The two editing sites were previously recorded as single nucleotide polymorphisms in dbSNP.

=== Types ===
A to I RNA editing is catalyzed by a family of adenosine deaminases acting on RNA (ADARs) that specifically recognize adenosines within double-stranded regions of pre-mRNAs and deaminate them to inosine. Inosines are recognised as guanosine by the cell's translational machinery. There are three members of the ADAR family ADARs 1-3 with ADAR 1 and ADAR 2 being the only enzymatically active members. ADAR3 is thought to have a regulatory role in the brain. ADAR1 and ADAR 2 are widely expressed in tissues while ADAR 3 is restricted to the brain. The double stranded regions of RNA are formed by base-pairing between residues in the close to region of the editing site with residues usually in a neighboring intron but can be an exonic sequence. The region that base pairs with the editing region is known as an Editing Complentary Sequence (ECS). It is thought that the pre-mRNA of IGFBP7 is a substrate for ADAR1 based on the expression spectrum of the editing enzyme.

=== Sites ===
The pre-mRNA of this protein is edited at two positions. These editing sites occur within the insulin growth factor domain.

==== R/G ====

There is an Arginine (R) to a Glycine (G) substitution at amino acid position 78 of the final protein.

==== K/R ====

There is a K to R substitution at amino acid position 95.
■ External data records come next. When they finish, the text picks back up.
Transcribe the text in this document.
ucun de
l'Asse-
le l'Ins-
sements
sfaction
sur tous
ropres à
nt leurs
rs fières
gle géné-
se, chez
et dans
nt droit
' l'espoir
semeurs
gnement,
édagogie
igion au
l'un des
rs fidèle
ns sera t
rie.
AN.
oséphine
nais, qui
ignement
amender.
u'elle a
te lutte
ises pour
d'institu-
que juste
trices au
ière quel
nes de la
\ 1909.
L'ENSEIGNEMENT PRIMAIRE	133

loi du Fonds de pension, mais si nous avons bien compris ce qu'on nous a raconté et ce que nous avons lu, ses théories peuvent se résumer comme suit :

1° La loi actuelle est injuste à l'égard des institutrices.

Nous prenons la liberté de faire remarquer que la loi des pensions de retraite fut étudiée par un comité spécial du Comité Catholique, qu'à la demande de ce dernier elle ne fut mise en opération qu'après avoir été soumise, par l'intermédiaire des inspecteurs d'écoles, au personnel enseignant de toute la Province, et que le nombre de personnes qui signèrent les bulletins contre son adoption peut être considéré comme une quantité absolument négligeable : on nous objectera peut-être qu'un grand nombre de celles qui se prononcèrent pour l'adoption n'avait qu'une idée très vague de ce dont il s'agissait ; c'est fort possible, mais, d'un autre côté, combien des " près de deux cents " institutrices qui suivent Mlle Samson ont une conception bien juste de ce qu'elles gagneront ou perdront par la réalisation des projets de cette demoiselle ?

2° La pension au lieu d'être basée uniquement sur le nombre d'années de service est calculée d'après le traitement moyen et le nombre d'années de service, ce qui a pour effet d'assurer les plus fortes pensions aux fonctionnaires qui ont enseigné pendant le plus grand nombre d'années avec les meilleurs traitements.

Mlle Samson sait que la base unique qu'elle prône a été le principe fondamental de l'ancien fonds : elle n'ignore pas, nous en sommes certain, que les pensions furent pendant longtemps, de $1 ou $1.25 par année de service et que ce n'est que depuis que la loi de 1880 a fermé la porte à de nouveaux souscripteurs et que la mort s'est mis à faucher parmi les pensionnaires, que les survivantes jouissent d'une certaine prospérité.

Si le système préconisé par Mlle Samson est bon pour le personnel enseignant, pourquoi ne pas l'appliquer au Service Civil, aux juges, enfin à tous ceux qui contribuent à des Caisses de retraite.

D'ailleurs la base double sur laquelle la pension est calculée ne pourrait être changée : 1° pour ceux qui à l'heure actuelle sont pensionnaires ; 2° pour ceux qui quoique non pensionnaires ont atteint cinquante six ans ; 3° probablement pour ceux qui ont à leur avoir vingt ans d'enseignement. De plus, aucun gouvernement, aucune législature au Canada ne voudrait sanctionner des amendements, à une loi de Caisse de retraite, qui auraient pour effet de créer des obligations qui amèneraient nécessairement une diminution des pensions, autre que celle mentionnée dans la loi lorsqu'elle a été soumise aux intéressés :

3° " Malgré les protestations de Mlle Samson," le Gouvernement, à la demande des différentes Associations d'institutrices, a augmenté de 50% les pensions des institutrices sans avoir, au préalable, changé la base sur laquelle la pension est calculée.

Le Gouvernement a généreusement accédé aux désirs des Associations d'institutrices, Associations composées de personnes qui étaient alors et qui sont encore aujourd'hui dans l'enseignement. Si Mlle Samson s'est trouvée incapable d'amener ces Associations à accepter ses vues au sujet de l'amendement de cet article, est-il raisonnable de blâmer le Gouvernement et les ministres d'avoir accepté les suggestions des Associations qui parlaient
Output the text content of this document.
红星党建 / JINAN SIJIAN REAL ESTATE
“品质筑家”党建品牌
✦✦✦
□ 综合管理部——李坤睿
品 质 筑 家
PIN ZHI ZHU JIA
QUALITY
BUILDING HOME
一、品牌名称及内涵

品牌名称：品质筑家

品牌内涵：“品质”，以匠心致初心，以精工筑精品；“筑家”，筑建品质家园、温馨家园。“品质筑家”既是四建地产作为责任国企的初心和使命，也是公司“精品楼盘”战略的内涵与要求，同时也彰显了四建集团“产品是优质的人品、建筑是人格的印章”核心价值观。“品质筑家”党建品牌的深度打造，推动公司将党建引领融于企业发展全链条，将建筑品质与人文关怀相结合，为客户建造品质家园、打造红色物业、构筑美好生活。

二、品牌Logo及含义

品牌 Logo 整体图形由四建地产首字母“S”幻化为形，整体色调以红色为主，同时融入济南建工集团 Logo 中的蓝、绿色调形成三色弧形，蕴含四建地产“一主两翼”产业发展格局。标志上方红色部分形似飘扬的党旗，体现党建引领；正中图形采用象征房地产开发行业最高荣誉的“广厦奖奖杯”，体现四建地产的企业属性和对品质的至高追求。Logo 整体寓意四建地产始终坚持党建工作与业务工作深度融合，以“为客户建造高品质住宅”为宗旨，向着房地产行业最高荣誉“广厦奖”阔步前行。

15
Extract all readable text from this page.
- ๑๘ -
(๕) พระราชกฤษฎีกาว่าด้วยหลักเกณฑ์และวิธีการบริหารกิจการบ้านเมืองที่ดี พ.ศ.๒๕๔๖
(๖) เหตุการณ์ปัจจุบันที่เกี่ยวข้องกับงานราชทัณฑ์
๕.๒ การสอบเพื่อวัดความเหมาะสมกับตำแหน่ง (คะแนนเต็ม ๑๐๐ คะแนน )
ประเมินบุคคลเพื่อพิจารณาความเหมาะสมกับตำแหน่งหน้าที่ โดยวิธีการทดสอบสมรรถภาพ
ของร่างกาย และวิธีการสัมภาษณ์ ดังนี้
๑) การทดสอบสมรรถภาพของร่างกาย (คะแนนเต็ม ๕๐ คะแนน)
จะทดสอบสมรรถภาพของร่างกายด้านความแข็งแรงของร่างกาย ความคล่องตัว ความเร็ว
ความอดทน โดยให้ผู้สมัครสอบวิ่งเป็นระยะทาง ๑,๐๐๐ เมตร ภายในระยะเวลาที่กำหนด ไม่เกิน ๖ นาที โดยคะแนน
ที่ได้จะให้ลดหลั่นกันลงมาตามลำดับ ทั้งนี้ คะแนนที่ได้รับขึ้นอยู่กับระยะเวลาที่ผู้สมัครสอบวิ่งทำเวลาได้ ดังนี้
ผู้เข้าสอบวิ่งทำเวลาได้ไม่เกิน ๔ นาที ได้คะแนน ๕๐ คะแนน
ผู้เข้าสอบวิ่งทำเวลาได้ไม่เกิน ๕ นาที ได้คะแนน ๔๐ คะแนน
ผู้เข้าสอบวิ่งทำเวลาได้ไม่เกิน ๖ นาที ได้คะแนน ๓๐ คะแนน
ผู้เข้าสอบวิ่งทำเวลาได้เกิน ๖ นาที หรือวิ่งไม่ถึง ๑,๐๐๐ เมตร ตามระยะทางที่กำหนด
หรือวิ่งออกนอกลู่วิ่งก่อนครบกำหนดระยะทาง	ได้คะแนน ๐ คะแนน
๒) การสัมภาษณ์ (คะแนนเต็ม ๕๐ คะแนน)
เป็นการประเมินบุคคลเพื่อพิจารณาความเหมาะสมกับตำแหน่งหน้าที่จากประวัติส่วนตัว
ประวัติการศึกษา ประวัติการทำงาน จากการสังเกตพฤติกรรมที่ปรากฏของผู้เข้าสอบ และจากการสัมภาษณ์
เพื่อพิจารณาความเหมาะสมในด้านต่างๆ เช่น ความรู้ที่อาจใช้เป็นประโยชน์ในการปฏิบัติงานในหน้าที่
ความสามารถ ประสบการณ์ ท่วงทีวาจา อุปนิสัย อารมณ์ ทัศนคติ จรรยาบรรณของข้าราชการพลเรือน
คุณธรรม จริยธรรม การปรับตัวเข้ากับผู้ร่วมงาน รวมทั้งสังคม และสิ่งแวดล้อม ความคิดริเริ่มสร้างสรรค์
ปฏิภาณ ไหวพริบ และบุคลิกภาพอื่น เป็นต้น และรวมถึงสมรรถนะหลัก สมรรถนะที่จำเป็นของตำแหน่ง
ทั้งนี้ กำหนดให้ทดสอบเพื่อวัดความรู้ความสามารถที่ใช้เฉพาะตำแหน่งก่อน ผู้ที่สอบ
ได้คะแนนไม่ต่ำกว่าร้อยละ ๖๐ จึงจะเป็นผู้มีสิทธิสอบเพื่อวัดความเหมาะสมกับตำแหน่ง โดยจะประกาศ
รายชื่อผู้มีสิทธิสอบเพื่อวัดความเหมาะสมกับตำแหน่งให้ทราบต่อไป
The editing complementary sequence (ECS) is located in a region within the coding sequence about 200 base pairs upstream from the editing sites. The ECS forms 140 bp duplex structure.
The A to G discrepancies for these two editing sites were confirmed experimentally to be RNA editing by analyzing matched cDNA and genomic dna sequences from the same tissue sample. Intriguingly, those RNAs that do not need an intron sequence to pair with could, in theory, continue to undergo editing as mature mRNA. A third candidate editing site did not show evidence of RNA editing in sequence analysis, which may be an indication that either the RNA editing process is tissue specific, or editing occurs at a low frequency. One other possible explanation is that these edits are related to specific genomic polymorphisms. The editing site also overlaps with an antisense transcript which could also form a double stranded RNA structure creating a suitable substrate for ADARs.

=== Regulation ===
Editing is observed in a wide range of tissues. Editing at the K/R site at amino acid position 95 is very high in the human brain.

== Interactions ==
IGFBP7 has been shown to interact with Insulin-like growth factor 1, CHMP3, and the IGF-1 receptor (IGF1R).